Si Alain Delon était homophobe, n’était-il pas un grand acteur ?
Nous savons désormais que, lorsqu’un événement attire l’attention des médias, s’il y a la possibilité de choisir entre parler de ses aspects pertinents et débattre sur des choses stupides, nous choisirons toujours cette dernière solution. Ainsi, à la mort du titanesque acteur Alain Delon, plusieurs magazines en ligne et utilisateurs individuels, dont beaucoup appartiennent à la communauté LGBT, au lieu de se remémorer la carrière de l’acteur – ou tout au plus de simplement garder le silence – ont choisi d’utiliser l’excuse de sa mort pour ressusciter ses déclarations passées sur l’homosexualité, rappelant à tous qu’il était en réalité homophobe ; ou commenter cette perte en mettant en jeu la masculinité toxique dont l’acteur aurait été un symbole. Gay.it le salue comme un « beau mâle toxique qui disait que les gays sont contre nature » ; Radiopride rapporte les propos de l’activiste Luca Paladini, fondateur des « Sentinelli di Milano », qui l’a défini comme « tout simplement ignorant ».
Il va sans dire que si un acteur était homophobe (phrase peu attrayante que nous prononçons sur la base de 10 mots qu’il a prononcés un jour à la télévision), sa contribution artistique perd automatiquement toute sa valeur : il n’est plus un artiste, mais quelqu’un qui a dit la mauvaise chose. Et c’était certainement faux, c’est évident ; ce que cela a à voir avec le rôle qu’il a joué dans le monde de l’art – c’est pourquoi nous nous en souvenons – est moins compréhensible.
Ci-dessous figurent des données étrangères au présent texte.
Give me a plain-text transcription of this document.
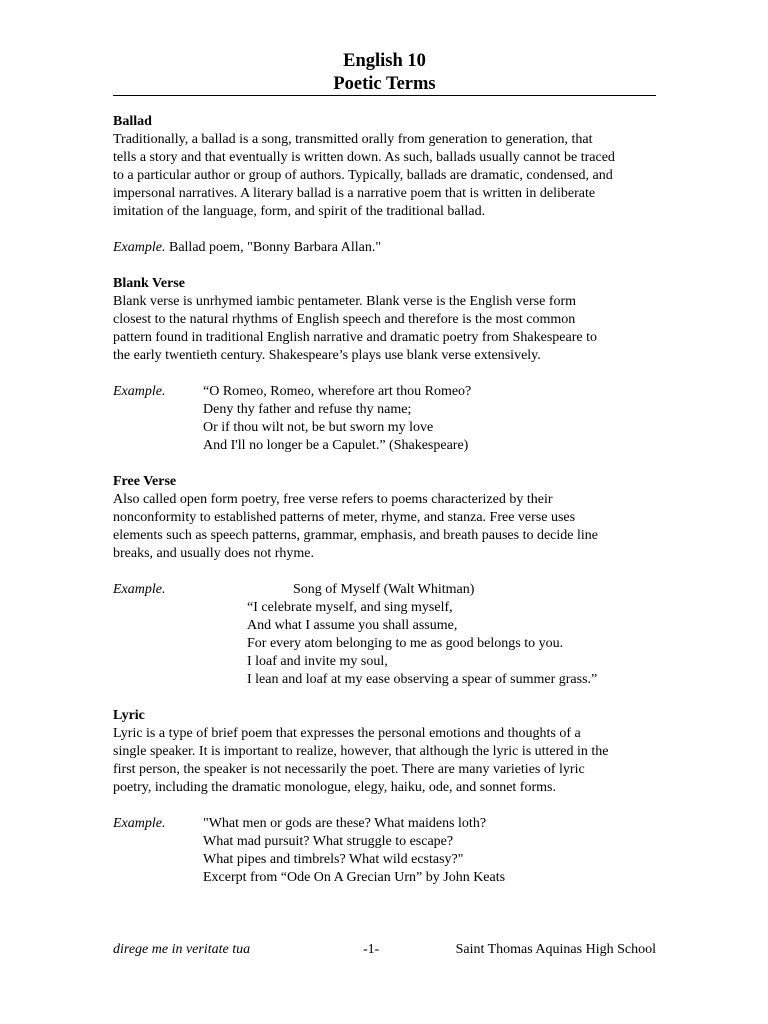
English 10
Poetic Terms
Ballad

Traditionally, a ballad is a song, transmitted orally from generation to generation, that

tells a story and that eventually is written down. As such, ballads usually cannot be traced

to a particular author or group of authors. Typically, ballads are dramatic, condensed, and

impersonal narratives. A literary ballad is a narrative poem that is written in deliberate

imitation of the language, form, and spirit of the traditional ballad.

Example. Ballad poem, "Bonny Barbara Allan."

Blank Verse

Blank verse is unrhymed iambic pentameter. Blank verse is the English verse form

closest to the natural rhythms of English speech and therefore is the most common

pattern found in traditional English narrative and dramatic poetry from Shakespeare to

the early twentieth century. Shakespeare’s plays use blank verse extensively.

Example.	“O Romeo, Romeo, wherefore art thou Romeo?
Deny thy father and refuse thy name;
Or if thou wilt not, be but sworn my love
And I'll no longer be a Capulet.” (Shakespeare)
Free Verse

Also called open form poetry, free verse refers to poems characterized by their

nonconformity to established patterns of meter, rhyme, and stanza. Free verse uses

elements such as speech patterns, grammar, emphasis, and breath pauses to decide line

breaks, and usually does not rhyme.

Example.	Song of Myself (Walt Whitman)
“I celebrate myself, and sing myself,
And what I assume you shall assume,
For every atom belonging to me as good belongs to you.
I loaf and invite my soul,
I lean and loaf at my ease observing a spear of summer grass.”
Lyric

Lyric is a type of brief poem that expresses the personal emotions and thoughts of a

single speaker. It is important to realize, however, that although the lyric is uttered in the

first person, the speaker is not necessarily the poet. There are many varieties of lyric

poetry, including the dramatic monologue, elegy, haiku, ode, and sonnet forms.

Example.	"What men or gods are these? What maidens loth?
What mad pursuit? What struggle to escape?
What pipes and timbrels? What wild ecstasy?"
Excerpt from “Ode On A Grecian Urn” by John Keats
direge me in veritate tua	-1-	Saint Thomas Aquinas High School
Une histoire déjà vue d’ignorance historique et culturelle
C’est un peu la vieille histoire de la démolition des statues de Christophe Colomb : il devrait être évident que ce qui est célébré n’est pas l’homme, mais l’exploit qu’il a accompli, et qui reste grand et mémorable malgré toutes les atrocités commises. Sauf qu’au moins Colomb avait l’excuse de la période historique, alors que Delon vivait au présent, donc c’est impardonnable : il a mal pensé, tout simplement. Mais pourquoi sa façon de penser devrait-elle avoir une quelconque pertinence ? C’était un acteur, pas un homme politique ou un philosophe.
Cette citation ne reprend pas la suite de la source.